Дома у нас постепенно всё пришло в прежний порядок. Видимо, тётя Амалия перед отъездом всё-таки поговорила обо мне с матерью, потому что она вскоре спросила:

-- А какие у вас отношения в классе между девочками? Вы дружите?

-- Да, конечно, дружим, -- ответила я.

-- А вот мне кажется, что у тебя не слишком много подруг. Почему они никогда не заходят к тебе в гости? Кроме Милы, я вообще никого не видела...

-- Нам задают слишком много уроков, -- ответила я. Тон матери -- строгий и подозрительный, мне не нравился. Он не вызывал на откровенность, наоборот -- заставлял полностью закрыться.

-- Ты пойми, продолжала мать, ничего не бывает без причины. Как ты будешь общаться с людьми, такое же отношение будет и к тебе. Это и в Библии...

Я прервала:

-- А если всё-таки какую-то девочку обижают без причины? Если причины никакой нет, а плохое отношение есть?

-- Надеюсь, эта девочка не ты? -- спросила мать немного свысока.

-- Нет, конечно, -- пробормотала я, отвернувшись и покраснев - не умела я ещё искусно врать.

-- Я повторюсь: ничего не бывает без причины. Если девочку обижают, значит, она до этого обидела кого-то, или не смогла правильно себя поставить в классе. Ты, как подруга должна ей помочь или обратиться к классной даме, которая знает, что делать в таких случаях.

Да... Знала бы моя мама, что наша классная дама только поощряет издевательство...

Полностью физически оправившись от своего несчастья, мать стала ещё строже, и деловитей. Она почти перестала улыбаться, отдыхать, развлекаться. С утра её ждало множество дел и по дому, и по её женским комитетам. Я видела её не многим чаще, чем отца, который тоже очень много работал и часто приходил домой, когда я уже спала. Жизнь моей матери проходила под девизом "Так надо". Она никогда не делала что-то, что хочется, только то, что необходимо.

Я часто думала, что значит выражение "не смогла себя правильно поставить в классе". Я не смогла себя правильно поставить? Где и когда мной допущена та ошибка, после которой я стала "шайбой", "лысой", а моё настоящее имя все как будто забыли? За зиму у меня у меня отрасли чудесные вьющиеся каштановые волосы, но прозвище "лысая" осталось.
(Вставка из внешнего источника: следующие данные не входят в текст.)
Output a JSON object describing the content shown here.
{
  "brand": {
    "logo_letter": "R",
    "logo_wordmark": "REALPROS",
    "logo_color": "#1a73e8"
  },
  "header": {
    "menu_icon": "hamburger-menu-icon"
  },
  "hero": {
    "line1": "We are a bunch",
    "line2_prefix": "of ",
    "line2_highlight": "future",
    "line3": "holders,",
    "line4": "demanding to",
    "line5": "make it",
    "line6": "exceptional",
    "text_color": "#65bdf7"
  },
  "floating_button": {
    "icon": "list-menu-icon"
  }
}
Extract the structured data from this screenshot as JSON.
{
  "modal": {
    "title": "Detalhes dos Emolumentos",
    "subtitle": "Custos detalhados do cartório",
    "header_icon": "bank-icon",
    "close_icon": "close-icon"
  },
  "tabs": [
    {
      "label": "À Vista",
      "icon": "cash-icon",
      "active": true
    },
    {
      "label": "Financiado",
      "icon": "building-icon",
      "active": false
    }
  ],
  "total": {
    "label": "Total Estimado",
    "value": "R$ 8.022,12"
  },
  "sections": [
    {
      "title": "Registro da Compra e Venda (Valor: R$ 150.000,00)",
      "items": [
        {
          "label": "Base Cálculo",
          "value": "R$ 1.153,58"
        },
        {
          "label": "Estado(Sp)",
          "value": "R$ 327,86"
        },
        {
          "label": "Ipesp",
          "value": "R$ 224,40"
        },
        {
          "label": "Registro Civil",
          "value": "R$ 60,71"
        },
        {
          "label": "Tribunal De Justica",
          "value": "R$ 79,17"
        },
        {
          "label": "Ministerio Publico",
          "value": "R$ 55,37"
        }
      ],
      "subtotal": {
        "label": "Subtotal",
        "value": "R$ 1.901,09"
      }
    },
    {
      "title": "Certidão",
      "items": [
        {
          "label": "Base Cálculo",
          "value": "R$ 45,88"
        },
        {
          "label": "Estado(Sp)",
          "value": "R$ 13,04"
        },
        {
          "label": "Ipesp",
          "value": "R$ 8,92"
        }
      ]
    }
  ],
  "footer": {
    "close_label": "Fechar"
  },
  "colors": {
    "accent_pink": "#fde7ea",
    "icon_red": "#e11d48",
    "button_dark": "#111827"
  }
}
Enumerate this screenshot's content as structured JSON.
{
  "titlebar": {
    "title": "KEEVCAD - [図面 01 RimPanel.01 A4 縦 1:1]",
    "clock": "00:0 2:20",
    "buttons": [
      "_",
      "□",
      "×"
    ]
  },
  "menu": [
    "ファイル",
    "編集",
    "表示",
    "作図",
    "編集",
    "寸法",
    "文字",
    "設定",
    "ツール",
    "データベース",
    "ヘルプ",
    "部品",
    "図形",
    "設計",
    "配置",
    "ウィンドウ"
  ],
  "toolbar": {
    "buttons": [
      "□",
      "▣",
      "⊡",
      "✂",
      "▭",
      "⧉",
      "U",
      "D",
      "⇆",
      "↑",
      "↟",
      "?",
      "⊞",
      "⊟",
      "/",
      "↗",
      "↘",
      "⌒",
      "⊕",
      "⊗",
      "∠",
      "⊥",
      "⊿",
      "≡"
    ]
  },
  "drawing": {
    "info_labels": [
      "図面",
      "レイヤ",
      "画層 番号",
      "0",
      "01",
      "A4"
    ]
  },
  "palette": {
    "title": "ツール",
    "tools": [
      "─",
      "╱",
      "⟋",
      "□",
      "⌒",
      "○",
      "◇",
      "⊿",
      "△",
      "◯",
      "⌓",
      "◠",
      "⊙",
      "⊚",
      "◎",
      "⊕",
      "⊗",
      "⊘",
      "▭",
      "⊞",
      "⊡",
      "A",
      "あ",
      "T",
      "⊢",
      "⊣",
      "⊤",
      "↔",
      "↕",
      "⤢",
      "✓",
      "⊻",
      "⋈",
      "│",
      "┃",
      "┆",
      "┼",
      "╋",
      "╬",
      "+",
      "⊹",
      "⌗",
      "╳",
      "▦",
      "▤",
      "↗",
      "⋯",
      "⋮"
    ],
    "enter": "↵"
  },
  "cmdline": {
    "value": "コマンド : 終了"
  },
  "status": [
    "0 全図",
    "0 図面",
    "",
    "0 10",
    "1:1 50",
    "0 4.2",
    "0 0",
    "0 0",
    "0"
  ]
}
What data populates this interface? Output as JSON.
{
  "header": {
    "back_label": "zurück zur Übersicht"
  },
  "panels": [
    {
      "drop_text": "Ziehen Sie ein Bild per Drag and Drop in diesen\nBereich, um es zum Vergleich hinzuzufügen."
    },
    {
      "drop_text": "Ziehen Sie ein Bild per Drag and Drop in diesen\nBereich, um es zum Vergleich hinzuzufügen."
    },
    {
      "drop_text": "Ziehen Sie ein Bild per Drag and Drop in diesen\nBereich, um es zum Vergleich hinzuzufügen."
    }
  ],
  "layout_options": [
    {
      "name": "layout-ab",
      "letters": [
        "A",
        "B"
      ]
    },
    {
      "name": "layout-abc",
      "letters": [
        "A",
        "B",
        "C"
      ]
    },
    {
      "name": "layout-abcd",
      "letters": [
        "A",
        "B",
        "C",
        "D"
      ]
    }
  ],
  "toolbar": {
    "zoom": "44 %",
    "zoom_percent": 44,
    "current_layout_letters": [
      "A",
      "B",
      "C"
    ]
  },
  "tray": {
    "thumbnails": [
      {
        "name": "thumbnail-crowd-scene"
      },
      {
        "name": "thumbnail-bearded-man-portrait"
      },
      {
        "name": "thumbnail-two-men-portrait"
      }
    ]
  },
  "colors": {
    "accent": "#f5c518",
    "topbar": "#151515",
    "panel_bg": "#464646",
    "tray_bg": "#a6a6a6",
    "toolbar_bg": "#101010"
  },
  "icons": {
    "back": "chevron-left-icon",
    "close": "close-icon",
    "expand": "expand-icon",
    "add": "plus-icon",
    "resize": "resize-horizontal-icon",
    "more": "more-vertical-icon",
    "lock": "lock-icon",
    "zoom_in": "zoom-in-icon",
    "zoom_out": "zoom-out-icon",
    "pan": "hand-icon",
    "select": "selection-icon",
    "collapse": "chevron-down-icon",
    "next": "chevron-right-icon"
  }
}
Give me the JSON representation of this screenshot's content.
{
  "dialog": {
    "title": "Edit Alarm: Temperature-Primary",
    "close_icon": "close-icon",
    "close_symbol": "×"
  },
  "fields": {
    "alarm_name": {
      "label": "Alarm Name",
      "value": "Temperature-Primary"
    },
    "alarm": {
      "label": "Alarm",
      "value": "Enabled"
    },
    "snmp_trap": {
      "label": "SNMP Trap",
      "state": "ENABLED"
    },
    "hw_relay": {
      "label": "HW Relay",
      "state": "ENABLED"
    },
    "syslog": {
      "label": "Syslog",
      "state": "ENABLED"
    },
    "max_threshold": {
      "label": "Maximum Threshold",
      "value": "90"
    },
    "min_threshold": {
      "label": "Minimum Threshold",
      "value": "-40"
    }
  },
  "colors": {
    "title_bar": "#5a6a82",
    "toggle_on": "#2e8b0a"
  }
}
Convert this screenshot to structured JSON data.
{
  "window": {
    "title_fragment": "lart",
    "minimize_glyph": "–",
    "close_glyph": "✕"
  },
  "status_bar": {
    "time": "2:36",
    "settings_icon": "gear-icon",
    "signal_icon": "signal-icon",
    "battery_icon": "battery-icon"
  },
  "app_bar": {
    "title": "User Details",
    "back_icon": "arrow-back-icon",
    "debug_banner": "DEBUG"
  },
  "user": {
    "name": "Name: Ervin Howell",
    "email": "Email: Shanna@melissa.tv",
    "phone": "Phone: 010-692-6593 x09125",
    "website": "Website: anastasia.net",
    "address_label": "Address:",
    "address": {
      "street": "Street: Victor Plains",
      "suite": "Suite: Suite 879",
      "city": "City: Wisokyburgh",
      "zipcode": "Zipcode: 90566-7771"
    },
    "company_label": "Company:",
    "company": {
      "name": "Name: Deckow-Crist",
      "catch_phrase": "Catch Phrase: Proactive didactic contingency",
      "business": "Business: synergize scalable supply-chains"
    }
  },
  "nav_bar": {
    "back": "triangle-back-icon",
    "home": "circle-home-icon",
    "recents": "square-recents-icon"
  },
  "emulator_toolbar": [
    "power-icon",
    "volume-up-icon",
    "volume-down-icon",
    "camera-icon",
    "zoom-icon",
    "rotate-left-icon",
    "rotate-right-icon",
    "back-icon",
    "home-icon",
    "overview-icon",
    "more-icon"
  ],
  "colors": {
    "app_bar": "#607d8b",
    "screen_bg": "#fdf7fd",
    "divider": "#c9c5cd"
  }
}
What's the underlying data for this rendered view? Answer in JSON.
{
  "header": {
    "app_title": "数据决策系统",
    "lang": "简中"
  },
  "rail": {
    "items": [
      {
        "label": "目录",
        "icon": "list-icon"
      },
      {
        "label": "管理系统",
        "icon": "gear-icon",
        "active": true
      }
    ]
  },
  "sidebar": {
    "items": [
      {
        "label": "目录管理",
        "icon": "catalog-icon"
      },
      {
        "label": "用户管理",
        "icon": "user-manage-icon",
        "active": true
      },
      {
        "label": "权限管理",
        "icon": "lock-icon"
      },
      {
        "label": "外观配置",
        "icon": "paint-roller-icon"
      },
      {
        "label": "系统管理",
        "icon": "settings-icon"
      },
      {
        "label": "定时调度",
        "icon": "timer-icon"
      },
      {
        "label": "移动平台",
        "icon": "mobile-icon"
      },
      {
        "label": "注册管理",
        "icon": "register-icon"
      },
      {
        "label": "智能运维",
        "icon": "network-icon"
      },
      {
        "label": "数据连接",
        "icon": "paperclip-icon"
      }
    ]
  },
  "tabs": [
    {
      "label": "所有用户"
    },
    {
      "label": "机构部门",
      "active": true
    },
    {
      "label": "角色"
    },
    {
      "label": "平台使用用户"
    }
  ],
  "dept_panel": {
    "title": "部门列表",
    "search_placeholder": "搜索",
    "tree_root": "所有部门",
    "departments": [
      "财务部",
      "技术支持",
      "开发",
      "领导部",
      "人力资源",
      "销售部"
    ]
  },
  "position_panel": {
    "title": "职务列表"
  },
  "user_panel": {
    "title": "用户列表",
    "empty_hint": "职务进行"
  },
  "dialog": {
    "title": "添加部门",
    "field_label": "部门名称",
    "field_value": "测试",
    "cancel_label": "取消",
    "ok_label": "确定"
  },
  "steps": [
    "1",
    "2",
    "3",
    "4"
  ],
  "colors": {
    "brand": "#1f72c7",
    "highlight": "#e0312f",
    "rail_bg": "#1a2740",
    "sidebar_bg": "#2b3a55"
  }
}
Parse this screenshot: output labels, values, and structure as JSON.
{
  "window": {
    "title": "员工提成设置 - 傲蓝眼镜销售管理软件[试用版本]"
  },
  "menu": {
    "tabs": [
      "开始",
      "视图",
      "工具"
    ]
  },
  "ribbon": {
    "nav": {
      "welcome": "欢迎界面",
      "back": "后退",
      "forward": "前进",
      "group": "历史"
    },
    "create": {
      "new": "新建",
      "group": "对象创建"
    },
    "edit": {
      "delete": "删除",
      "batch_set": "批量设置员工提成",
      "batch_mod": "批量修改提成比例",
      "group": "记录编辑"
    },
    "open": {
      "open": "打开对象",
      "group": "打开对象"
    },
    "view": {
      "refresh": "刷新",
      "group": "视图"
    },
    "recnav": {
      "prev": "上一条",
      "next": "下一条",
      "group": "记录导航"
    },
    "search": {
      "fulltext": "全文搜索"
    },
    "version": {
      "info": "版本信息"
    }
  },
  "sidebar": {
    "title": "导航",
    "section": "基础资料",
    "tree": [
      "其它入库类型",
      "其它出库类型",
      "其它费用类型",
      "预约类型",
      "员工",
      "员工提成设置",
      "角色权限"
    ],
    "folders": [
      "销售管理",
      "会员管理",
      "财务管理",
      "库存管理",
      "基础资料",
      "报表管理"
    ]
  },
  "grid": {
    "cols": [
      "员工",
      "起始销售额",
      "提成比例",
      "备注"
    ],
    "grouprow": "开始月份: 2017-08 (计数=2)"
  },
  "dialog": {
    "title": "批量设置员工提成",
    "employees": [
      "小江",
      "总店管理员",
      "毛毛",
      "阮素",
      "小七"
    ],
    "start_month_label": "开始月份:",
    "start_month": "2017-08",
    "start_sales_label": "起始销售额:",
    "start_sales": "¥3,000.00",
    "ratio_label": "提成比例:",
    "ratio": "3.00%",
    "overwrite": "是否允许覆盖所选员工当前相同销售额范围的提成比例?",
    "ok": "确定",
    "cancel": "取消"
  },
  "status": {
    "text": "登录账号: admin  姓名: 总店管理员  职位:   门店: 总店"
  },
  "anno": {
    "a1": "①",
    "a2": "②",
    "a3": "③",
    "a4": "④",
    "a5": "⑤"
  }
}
И всё у меня выходило, что виновата Мила. Если бы не она... Если бы её вообще не было... Я мечтала перед сном о другом мире, где я прихожу в первый день в гимназию, а никакой Милы нет. Я дружу с другими девочками, мы ходим друг к другу в гости, у меня длинная толстая коса, в которой никогда не было никаких вшей, и меня никто не дразнит "лысой" и "шайбой". И, тем более, "блохастой".

Но даже полностью прекратить общение с Милой я не могла себе позволить. Она единственная проявляла ко мне хоть и своеобразное, но дружелюбие. Мы сидели за одной партой, и иногда я была просто вынуждена с ней разговаривать. Хотя и чувствовала, что от Милы как будто падает большая грязная тень, под которой я постоянно нахожусь.